Bharadwaj, who was a software engineer before he joined politics, claimed the EVM machines can be tampered with easily, and demonstrated on a mock machine. Saurabh Bhardwaj said, “All it takes to rig EVM is changing the motherboard. If polls continue to be done through these, there will be no democracy.”
Giving a step-by-step demonstration of the how the tampering is allegedly done, he said there are different codes to make anyone on the panel win, based on their position in the panel. After the BJP swept the polls in UP, opposition parties — the BSP, Congress, AAP, SP and CPM — claimed that the machines were tampered with.
Bhardwaj demonstrated that the vote tally is absolutely different from actual votes cast. He resets the machine with the code and demonstrates that the same EVM, which passed the mock test, could be manipulated during polls.
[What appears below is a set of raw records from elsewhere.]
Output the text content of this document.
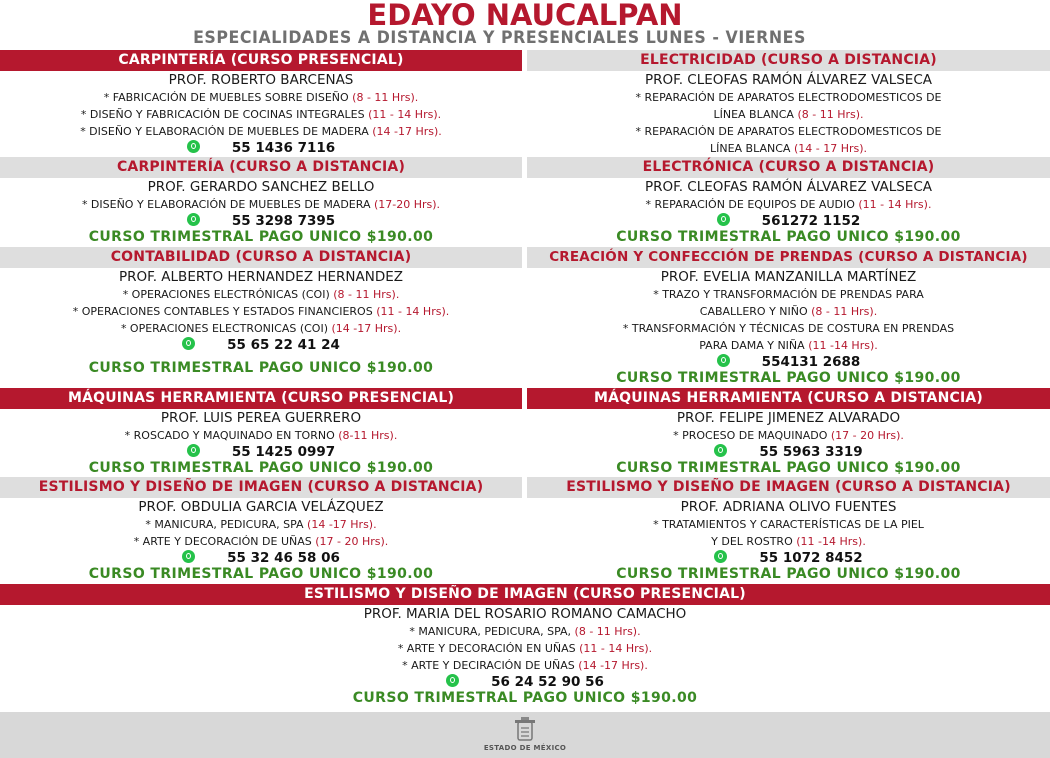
EDAYO NAUCALPAN
ESPECIALIDADES A DISTANCIA Y PRESENCIALES LUNES - VIERNES
CARPINTERÍA (CURSO PRESENCIAL)
PROF. ROBERTO BARCENAS
* FABRICACIÓN DE MUEBLES SOBRE DISEÑO (8 - 11 Hrs).
* DISEÑO Y FABRICACIÓN DE COCINAS INTEGRALES (11 - 14 Hrs).
* DISEÑO Y ELABORACIÓN DE MUEBLES DE MADERA (14 -17 Hrs).
55 1436 7116
CARPINTERÍA (CURSO A DISTANCIA)
PROF. GERARDO SANCHEZ BELLO
* DISEÑO Y ELABORACIÓN DE MUEBLES DE MADERA (17-20 Hrs).
55 3298 7395
CURSO TRIMESTRAL PAGO UNICO $190.00
CONTABILIDAD (CURSO A DISTANCIA)
PROF. ALBERTO HERNANDEZ HERNANDEZ
* OPERACIONES ELECTRÓNICAS (COI) (8 - 11 Hrs).
* OPERACIONES CONTABLES Y ESTADOS FINANCIEROS (11 - 14 Hrs).
* OPERACIONES ELECTRONICAS (COI) (14 -17 Hrs).
55 65 22 41 24
CURSO TRIMESTRAL PAGO UNICO $190.00
MÁQUINAS HERRAMIENTA (CURSO PRESENCIAL)
PROF. LUIS PEREA GUERRERO
* ROSCADO Y MAQUINADO EN TORNO (8-11 Hrs).
55 1425 0997
CURSO TRIMESTRAL PAGO UNICO $190.00
ESTILISMO Y DISEÑO DE IMAGEN (CURSO A DISTANCIA)
PROF. OBDULIA GARCIA VELÁZQUEZ
* MANICURA, PEDICURA, SPA (14 -17 Hrs).
* ARTE Y DECORACIÓN DE UÑAS (17 - 20 Hrs).
55 32 46 58 06
CURSO TRIMESTRAL PAGO UNICO $190.00
ELECTRICIDAD (CURSO A DISTANCIA)
PROF. CLEOFAS RAMÓN ÁLVAREZ VALSECA
* REPARACIÓN DE APARATOS ELECTRODOMESTICOS DE
LÍNEA BLANCA (8 - 11 Hrs).
* REPARACIÓN DE APARATOS ELECTRODOMESTICOS DE
LÍNEA BLANCA (14 - 17 Hrs).
ELECTRÓNICA (CURSO A DISTANCIA)
PROF. CLEOFAS RAMÓN ÁLVAREZ VALSECA
* REPARACIÓN DE EQUIPOS DE AUDIO (11 - 14 Hrs).
561272 1152
CURSO TRIMESTRAL PAGO UNICO $190.00
CREACIÓN Y CONFECCIÓN DE PRENDAS (CURSO A DISTANCIA)
PROF. EVELIA MANZANILLA MARTÍNEZ
* TRAZO Y TRANSFORMACIÓN DE PRENDAS PARA
CABALLERO Y NIÑO (8 - 11 Hrs).
* TRANSFORMACIÓN Y TÉCNICAS DE COSTURA EN PRENDAS
PARA DAMA Y NIÑA (11 -14 Hrs).
554131 2688
CURSO TRIMESTRAL PAGO UNICO $190.00
MÁQUINAS HERRAMIENTA (CURSO A DISTANCIA)
PROF. FELIPE JIMENEZ ALVARADO
* PROCESO DE MAQUINADO (17 - 20 Hrs).
55 5963 3319
CURSO TRIMESTRAL PAGO UNICO $190.00
ESTILISMO Y DISEÑO DE IMAGEN (CURSO A DISTANCIA)
PROF. ADRIANA OLIVO FUENTES
* TRATAMIENTOS Y CARACTERÍSTICAS DE LA PIEL
Y DEL ROSTRO (11 -14 Hrs).
55 1072 8452
CURSO TRIMESTRAL PAGO UNICO $190.00
ESTILISMO Y DISEÑO DE IMAGEN (CURSO PRESENCIAL)
PROF. MARIA DEL ROSARIO ROMANO CAMACHO
* MANICURA, PEDICURA, SPA, (8 - 11 Hrs).
* ARTE Y DECORACIÓN EN UÑAS (11 - 14 Hrs).
* ARTE Y DECIRACIÓN DE UÑAS (14 -17 Hrs).
56 24 52 90 56
CURSO TRIMESTRAL PAGO UNICO $190.00
ESTADO DE MÉXICO
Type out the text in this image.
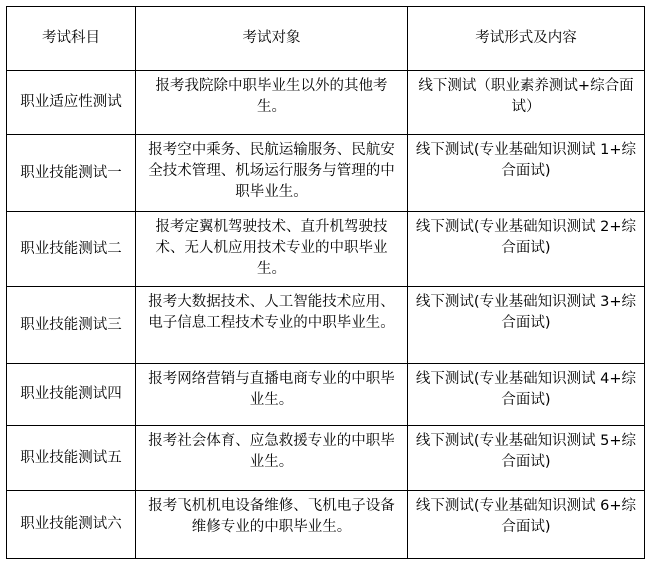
考试科目	考试对象	考试形式及内容
职业适应性测试	报考我院除中职毕业生以外的其他考生。	线下测试（职业素养测试+综合面试）
职业技能测试一	报考空中乘务、民航运输服务、民航安全技术管理、机场运行服务与管理的中职毕业生。	线下测试(专业基础知识测试 1+综合面试)
职业技能测试二	报考定翼机驾驶技术、直升机驾驶技术、无人机应用技术专业的中职毕业生。	线下测试(专业基础知识测试 2+综合面试)
职业技能测试三	报考大数据技术、人工智能技术应用、电子信息工程技术专业的中职毕业生。	线下测试(专业基础知识测试 3+综合面试)
职业技能测试四	报考网络营销与直播电商专业的中职毕业生。	线下测试(专业基础知识测试 4+综合面试)
职业技能测试五	报考社会体育、应急救援专业的中职毕业生。	线下测试(专业基础知识测试 5+综合面试)
职业技能测试六	报考飞机机电设备维修、飞机电子设备维修专业的中职毕业生。	线下测试(专业基础知识测试 6+综合面试)
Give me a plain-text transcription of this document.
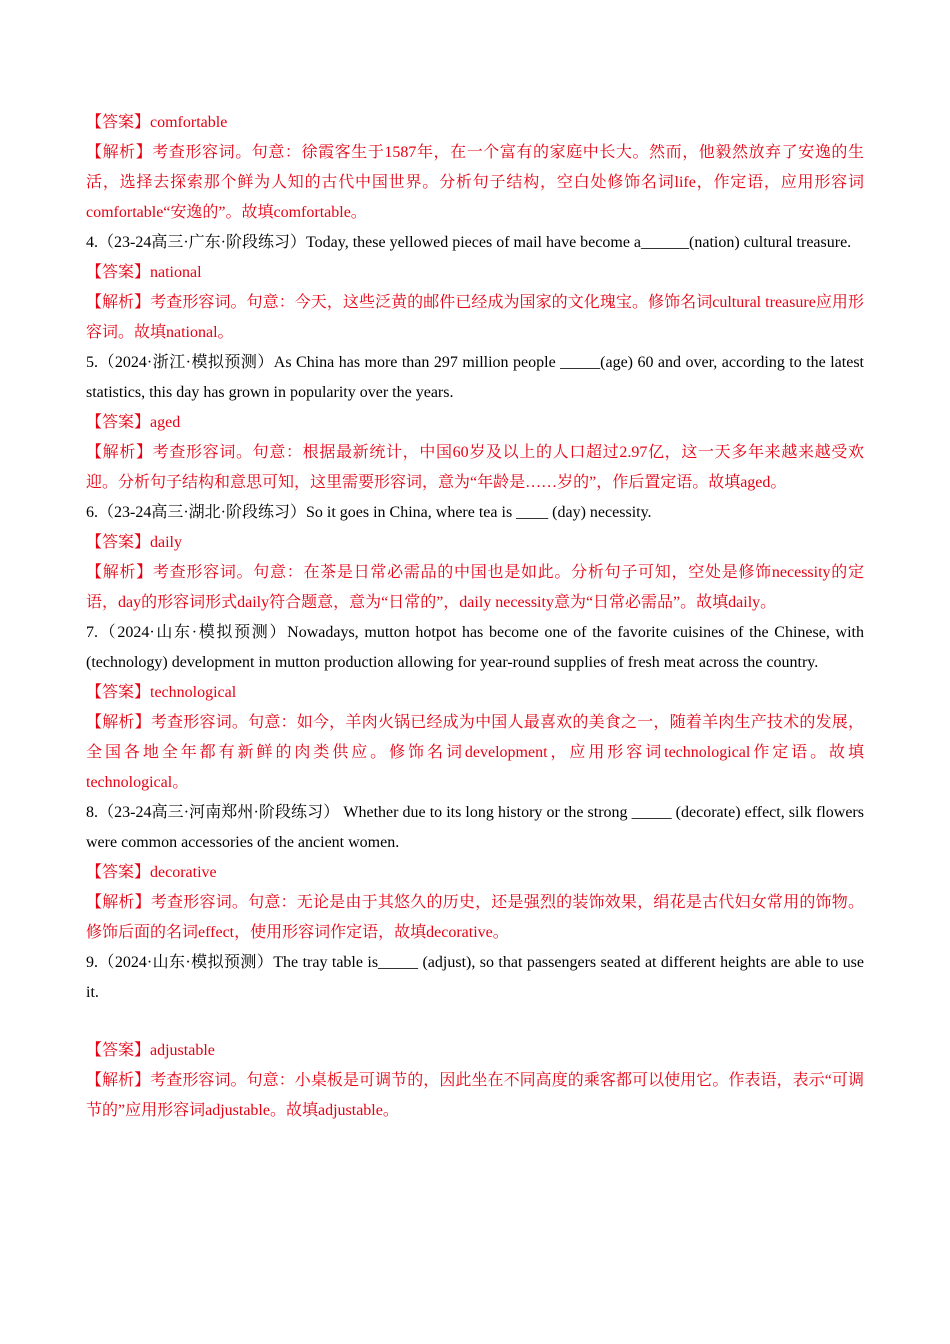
【答案】comfortable

【解析】考查形容词。句意：徐霞客生于1587年，在一个富有的家庭中长大。然而，他毅然放弃了安逸的生活，选择去探索那个鲜为人知的古代中国世界。分析句子结构，空白处修饰名词life，作定语，应用形容词comfortable“安逸的”。故填comfortable。

4.（23-24高三·广东·阶段练习）Today, these yellowed pieces of mail have become a______(nation) cultural treasure.

【答案】national

【解析】考查形容词。句意：今天，这些泛黄的邮件已经成为国家的文化瑰宝。修饰名词cultural treasure应用形容词。故填national。

5.（2024·浙江·模拟预测）As China has more than 297 million people _____(age) 60 and over, according to the latest statistics, this day has grown in popularity over the years.

【答案】aged

【解析】考查形容词。句意：根据最新统计，中国60岁及以上的人口超过2.97亿，这一天多年来越来越受欢迎。分析句子结构和意思可知，这里需要形容词，意为“年龄是……岁的”，作后置定语。故填aged。

6.（23-24高三·湖北·阶段练习）So it goes in China, where tea is ____ (day) necessity.

【答案】daily

【解析】考查形容词。句意：在茶是日常必需品的中国也是如此。分析句子可知，空处是修饰necessity的定语，day的形容词形式daily符合题意，意为“日常的”，daily necessity意为“日常必需品”。故填daily。

7.（2024·山东·模拟预测）Nowadays, mutton hotpot has become one of the favorite cuisines of the Chinese, with (technology) development in mutton production allowing for year-round supplies of fresh meat across the country.

【答案】technological

【解析】考查形容词。句意：如今，羊肉火锅已经成为中国人最喜欢的美食之一，随着羊肉生产技术的发展，全国各地全年都有新鲜的肉类供应。修饰名词development，应用形容词technological作定语。故填technological。

8.（23-24高三·河南郑州·阶段练习） Whether due to its long history or the strong _____ (decorate) effect, silk flowers were common accessories of the ancient women.

【答案】decorative

【解析】考查形容词。句意：无论是由于其悠久的历史，还是强烈的装饰效果，绢花是古代妇女常用的饰物。修饰后面的名词effect，使用形容词作定语，故填decorative。

9.（2024·山东·模拟预测）The tray table is_____ (adjust), so that passengers seated at different heights are able to use it.

【答案】adjustable

【解析】考查形容词。句意：小桌板是可调节的，因此坐在不同高度的乘客都可以使用它。作表语，表示“可调节的”应用形容词adjustable。故填adjustable。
He said he spent 10 years working in this field and challenged any scientist to explain it to him.
AAP MLA Saurabh Bharadwaj
Bharadwaj, 34, was a software engineer till he went to Jantar Mantar in New Delhi in August 2011 to applaud the fact of anti-corruption activist Kisan Baburao ‘Anna’ Hazare. Kejriwal was on the stage.
For Saurabh, what was meant to be a weekend outing with friends turned into serendipity. He got involved.
The story of how an ordinary man like Bharadwaj became a legislator elected from one of South Delhi’s most posh constituencies — in GK, where real estate prices are more expensive than in Manhattan — is a metaphor for a country where there is something inherently good despite lots of things going horribly wrong.
Bharadwaj’s story is about Indians, of all classes and castes, who crave for a corruption-free country where the honest can live decently.
The people of Delhi voted for hope, not cold logic.
It was an act of mass civil disobedience — of snubbing their old favourites like the Congress and the BJP, and instead lending a shoulder to Kejriwal as he pushed against the ‘system’.
It’s not important where the AAP stands in India’s political spectrum, or whether it is strong enough to withstand the next crucial stage.
In just one election, it has demolished the egos of the mainstream political parties.
Even if the AAP falters later, Delhi’s voters have given India hope for 2014.